The objective of this research is to analyse critically the British colonial understanding of allodial title. Its significance is its substantive grounding in prior Yale, Harvard, and other highly authoritative research, however with entirely new syntheses. Noy stated the rule that any custom should not be construed so as to allow a person to do a wrongful act. Thus, importing a legal maxim such as the bases for English land title into a foreign country by force, as a wrongful act, could well have been a nullity. The research question is whether a colonial regime could ever lawfully seise the lands of prior undocumented owners, capriciously and without natural justice and procedural fairness, based on imported legal maxims. Argument tries to show that colonisers’ claims never exceeded the status of defective applications by way of colour of allodial title. The research will show that the entire English colonial system of land law was grounded in a system of foreign customary doctrines. Further, introducing a foreign custom to a new land would always fail for lack of the kind of prescription set out by Noy. Torrens title was an attempt to cure defects in customary title that had subsisted only in England since ancient Anglo-Saxon times.

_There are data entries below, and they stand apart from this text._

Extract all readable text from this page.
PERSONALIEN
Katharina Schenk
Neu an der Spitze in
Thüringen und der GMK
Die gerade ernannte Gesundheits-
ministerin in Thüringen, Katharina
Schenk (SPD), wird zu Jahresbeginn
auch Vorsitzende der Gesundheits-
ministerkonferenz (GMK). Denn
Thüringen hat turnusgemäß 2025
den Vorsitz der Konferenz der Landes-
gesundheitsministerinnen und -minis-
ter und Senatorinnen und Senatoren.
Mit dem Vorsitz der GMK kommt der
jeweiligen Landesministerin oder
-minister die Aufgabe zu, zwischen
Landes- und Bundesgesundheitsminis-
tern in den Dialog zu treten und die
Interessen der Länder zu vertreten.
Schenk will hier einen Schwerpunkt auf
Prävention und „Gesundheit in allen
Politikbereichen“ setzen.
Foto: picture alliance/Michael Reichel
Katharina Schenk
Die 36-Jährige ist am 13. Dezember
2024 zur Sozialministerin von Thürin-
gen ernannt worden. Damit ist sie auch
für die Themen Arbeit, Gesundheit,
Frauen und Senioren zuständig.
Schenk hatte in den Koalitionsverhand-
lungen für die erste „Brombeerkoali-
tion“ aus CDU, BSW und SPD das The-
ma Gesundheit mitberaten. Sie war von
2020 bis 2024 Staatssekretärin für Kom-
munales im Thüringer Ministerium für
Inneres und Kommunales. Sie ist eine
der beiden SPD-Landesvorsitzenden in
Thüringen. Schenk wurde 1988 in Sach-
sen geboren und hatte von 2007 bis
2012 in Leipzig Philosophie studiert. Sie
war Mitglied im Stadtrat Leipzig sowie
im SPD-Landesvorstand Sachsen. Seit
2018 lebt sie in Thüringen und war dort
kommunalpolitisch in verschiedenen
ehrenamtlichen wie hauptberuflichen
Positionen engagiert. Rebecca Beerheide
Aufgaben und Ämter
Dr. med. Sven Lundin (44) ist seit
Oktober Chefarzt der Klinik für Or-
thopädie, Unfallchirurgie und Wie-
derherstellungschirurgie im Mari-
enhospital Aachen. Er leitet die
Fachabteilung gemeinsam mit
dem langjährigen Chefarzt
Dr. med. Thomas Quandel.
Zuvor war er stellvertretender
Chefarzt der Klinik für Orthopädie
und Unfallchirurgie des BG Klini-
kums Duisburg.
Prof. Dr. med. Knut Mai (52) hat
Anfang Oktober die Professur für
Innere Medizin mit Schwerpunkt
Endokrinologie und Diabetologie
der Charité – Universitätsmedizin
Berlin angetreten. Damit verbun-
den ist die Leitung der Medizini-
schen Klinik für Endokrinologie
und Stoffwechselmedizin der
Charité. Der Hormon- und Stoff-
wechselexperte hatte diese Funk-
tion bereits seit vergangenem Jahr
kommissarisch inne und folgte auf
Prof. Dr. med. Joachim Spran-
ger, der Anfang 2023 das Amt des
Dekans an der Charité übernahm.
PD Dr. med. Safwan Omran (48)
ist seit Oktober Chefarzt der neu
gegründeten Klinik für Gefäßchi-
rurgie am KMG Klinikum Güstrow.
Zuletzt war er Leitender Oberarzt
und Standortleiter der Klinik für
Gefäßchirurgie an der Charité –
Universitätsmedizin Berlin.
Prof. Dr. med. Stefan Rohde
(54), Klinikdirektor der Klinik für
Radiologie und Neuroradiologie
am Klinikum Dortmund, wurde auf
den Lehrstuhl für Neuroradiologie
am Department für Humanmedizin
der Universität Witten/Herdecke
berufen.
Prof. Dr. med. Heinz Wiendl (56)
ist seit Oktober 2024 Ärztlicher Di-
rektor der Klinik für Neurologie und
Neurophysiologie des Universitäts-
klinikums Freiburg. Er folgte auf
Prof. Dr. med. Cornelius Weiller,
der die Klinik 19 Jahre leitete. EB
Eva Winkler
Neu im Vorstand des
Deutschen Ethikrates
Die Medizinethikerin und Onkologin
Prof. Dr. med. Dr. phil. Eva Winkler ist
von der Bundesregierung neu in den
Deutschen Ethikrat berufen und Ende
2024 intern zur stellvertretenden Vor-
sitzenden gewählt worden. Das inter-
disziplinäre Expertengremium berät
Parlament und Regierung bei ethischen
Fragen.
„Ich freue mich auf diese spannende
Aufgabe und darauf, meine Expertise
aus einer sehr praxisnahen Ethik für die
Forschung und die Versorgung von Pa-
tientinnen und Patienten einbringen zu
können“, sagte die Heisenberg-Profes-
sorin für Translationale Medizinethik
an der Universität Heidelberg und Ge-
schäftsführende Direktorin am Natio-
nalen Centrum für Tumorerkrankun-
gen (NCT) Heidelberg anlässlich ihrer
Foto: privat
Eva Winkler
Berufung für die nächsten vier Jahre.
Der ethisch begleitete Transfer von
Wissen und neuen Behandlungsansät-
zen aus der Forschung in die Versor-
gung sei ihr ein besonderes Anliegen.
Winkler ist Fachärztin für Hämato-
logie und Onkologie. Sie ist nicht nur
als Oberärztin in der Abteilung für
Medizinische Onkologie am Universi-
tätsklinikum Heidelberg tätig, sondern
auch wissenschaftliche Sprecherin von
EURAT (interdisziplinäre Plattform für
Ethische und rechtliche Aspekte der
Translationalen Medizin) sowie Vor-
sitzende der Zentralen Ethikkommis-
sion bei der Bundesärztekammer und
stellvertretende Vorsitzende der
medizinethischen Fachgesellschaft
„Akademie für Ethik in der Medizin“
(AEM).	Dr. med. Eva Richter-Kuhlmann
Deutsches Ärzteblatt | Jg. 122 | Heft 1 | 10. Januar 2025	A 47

The real prospect of mal-administration of the register would make the objects of Torrens title difficult to achieve. In Australia, the crown had tried to introduce English custom in Australia as local law, but they did it by committing serious wrongs. This would nullify introduction of their legal maxims into Australia. Their claims to acquisition of allodial title to Australian lands would thus be sufficiently defective to reduce their holdings to mere colour of title. Their mala fides in their attempts at land acquisition would defeat any claim to convert their colour of title into a successful claim for adverse possession.

From the published notes:

7 Mabo and Others v Queensland (No 2 of 1992) 175 CLR 1 FC 92/014. High Court of Australia. The High Court of Australia, a British statutory court in Australia, held that the common law doctrine of terra nullius, by which the laws of England were imported to a foreign land, did not apply when there were prior inhabitants present. The logical consequence of this was that existing local customary laws survived, unless modified or excluded by acts of the foreign sovereign, or by later inconsistent laws. Prior existing laws included all indigenous land title. Thus, according to this decision, any indigenous land rights unextinguished by British Crown grants continued in the Continent of Australia. The High Court of Australia also held that the Australian land title system was based on socage.

 

10 Colour of title apparently has all the requirements of title. However, because of some patent defect, it will not convey lawful title. Wright v Mattison 18 Iow 56; Hall v Law 102 US 466; Walls v Smith 19 Ga 8; Veal v Robinson, 70 Id 809.